After a lavish wedding, Bella and Edward are officially married, and head off to Rio De Janiero for their honeymoon. Meanwhile back home Jacob pouts and sulks. This occupies nearly half of the movie, and the tone here is light and frothy, with much more humour than previous films in the series delivered.
Then Bella falls pregnant, and the quickly growing half-human, half-vampire foetus inside her is threatening her health and her life. Bella grows disturbingly thin and gaunt. The Cullen family gathers round to try and help her and save her life through infusions of precious blood. The werewolf clan gathers to destroy Bella’s human-vampire offspring. And Jacob, who has decided to side with the Cullens, watches and pouts. And that is about all the slim plot has to offer this time around. As with the ultimate instalment in the Harry Potter franchise, the bloated final Twilight film has been broken into two parts. But this may be to its detriment, as Part I is pretty bland stuff, with very little action. It seems more like a cynical and purely commercial decision to milk the fans for more dollars. And, as with the Potter series, the characters have been largely forced to grow up and face more mature responsibilities this time around.

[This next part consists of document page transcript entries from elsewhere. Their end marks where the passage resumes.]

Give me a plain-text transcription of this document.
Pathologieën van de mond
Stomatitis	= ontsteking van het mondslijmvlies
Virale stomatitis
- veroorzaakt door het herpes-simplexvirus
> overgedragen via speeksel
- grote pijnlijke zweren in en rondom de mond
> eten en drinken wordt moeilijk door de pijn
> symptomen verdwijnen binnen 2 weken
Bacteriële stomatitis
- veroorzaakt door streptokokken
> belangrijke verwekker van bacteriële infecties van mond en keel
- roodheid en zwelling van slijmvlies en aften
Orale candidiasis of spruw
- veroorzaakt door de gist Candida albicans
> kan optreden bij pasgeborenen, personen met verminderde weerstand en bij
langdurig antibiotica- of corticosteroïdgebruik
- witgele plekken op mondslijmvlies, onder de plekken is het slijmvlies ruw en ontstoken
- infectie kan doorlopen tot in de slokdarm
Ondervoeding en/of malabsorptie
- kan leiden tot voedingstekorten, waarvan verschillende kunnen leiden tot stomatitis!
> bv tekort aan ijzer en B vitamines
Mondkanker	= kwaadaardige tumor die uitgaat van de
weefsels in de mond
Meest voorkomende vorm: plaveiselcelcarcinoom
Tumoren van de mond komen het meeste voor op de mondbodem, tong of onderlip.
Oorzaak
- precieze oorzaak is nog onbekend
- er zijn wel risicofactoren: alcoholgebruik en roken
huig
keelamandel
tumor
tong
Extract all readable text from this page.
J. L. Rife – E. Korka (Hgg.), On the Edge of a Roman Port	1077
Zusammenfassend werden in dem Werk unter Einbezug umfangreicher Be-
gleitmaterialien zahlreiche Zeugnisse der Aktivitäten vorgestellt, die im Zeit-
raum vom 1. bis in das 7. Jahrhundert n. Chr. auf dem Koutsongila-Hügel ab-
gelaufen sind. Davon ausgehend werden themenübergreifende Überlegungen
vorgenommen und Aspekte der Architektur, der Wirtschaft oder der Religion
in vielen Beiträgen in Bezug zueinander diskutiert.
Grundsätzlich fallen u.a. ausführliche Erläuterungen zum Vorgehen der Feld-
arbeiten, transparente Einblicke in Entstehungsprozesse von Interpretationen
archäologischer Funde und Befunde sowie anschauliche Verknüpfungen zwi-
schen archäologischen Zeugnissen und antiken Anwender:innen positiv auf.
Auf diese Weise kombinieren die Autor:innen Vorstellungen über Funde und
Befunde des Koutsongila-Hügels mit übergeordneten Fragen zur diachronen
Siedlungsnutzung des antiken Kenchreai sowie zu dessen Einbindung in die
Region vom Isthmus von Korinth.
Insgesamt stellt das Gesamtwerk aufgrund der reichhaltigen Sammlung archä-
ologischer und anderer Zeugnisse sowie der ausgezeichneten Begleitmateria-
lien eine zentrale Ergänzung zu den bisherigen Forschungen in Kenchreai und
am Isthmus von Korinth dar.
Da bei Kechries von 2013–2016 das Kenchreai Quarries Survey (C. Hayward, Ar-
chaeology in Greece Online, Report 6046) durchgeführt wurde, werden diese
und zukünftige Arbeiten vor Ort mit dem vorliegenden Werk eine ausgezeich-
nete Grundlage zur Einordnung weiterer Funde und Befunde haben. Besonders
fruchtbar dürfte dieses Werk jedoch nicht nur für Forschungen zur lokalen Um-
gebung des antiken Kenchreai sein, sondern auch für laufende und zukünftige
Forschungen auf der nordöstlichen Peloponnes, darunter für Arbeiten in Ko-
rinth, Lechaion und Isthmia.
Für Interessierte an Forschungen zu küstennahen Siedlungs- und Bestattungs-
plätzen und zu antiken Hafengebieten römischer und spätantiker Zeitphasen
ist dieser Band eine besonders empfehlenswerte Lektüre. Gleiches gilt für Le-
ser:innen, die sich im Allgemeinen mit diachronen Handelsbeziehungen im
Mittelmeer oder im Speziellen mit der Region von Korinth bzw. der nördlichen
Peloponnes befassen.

Written by regular screenwriter Melissa Rosenberg, Breaking Dawn remains reasonably faithful to Stephenie Meyer’s 750 page novel and its simplistic treatment of themes of romance, vampires versus werewolves, identity, sacrifice, betrayal, death, sex and family values. But unfortunately Bill Condon’s glacially paced direction of the underwhelming material is rather bland and unimaginative, and the film becomes a bit of a bore. Condon, better known for serious films like Gods And Monsters, etc, is clearly the wrong director for this material. Even the special effects and CGI animation in a brief battle between the Cullens and the werewolves towards the end are unimpressive, and the fight scenes are badly choreographed.
Stewart again probably gives the strongest performance of the three leads, imbuing Bella with a resolute determination. Pattinson’s Edward continues to be one of the least terrifying screen vampires ever created, but here he is given even less to do, as most of the time he stands around helplessly and looks worried about Bella’s failing health. The film does manage to capture the off-screen chemistry between Pattinson and Stewart to good effect here. Lautner runs through his gamut of intensely brooding emotions, from pouting to glaring, and of course he gets to take his shirt off in a couple of scenes. The rest of the regular cast merely goes through the motions; hopefully there will be more for them to do in the climactic sequel.
Guillermo Navarro’s gorgeous cinematography of the Vancouver forests and exotic Brazil locations is one of the few highlights.
This fourth episode of the series is far more mawkish, and it is to be hoped that Part 2 has more bite! The Twilight series has played around with the usual lore of the vampires, but it doesn’t come close to touching True Blood for edgy horror or sexy vampires. Although Breaking Dawn Part I won’t win any new admirers for the series, hardcore Twilight fans probably won’t be too disappointed. A brief post credit sequence featuring Aro (Michael Sheen), the sinister head of the fearsome vampire clan Volturi, hints at the showdown that is to come in Part 2. Twilight fans will have to wait impatiently a year to see Part 2.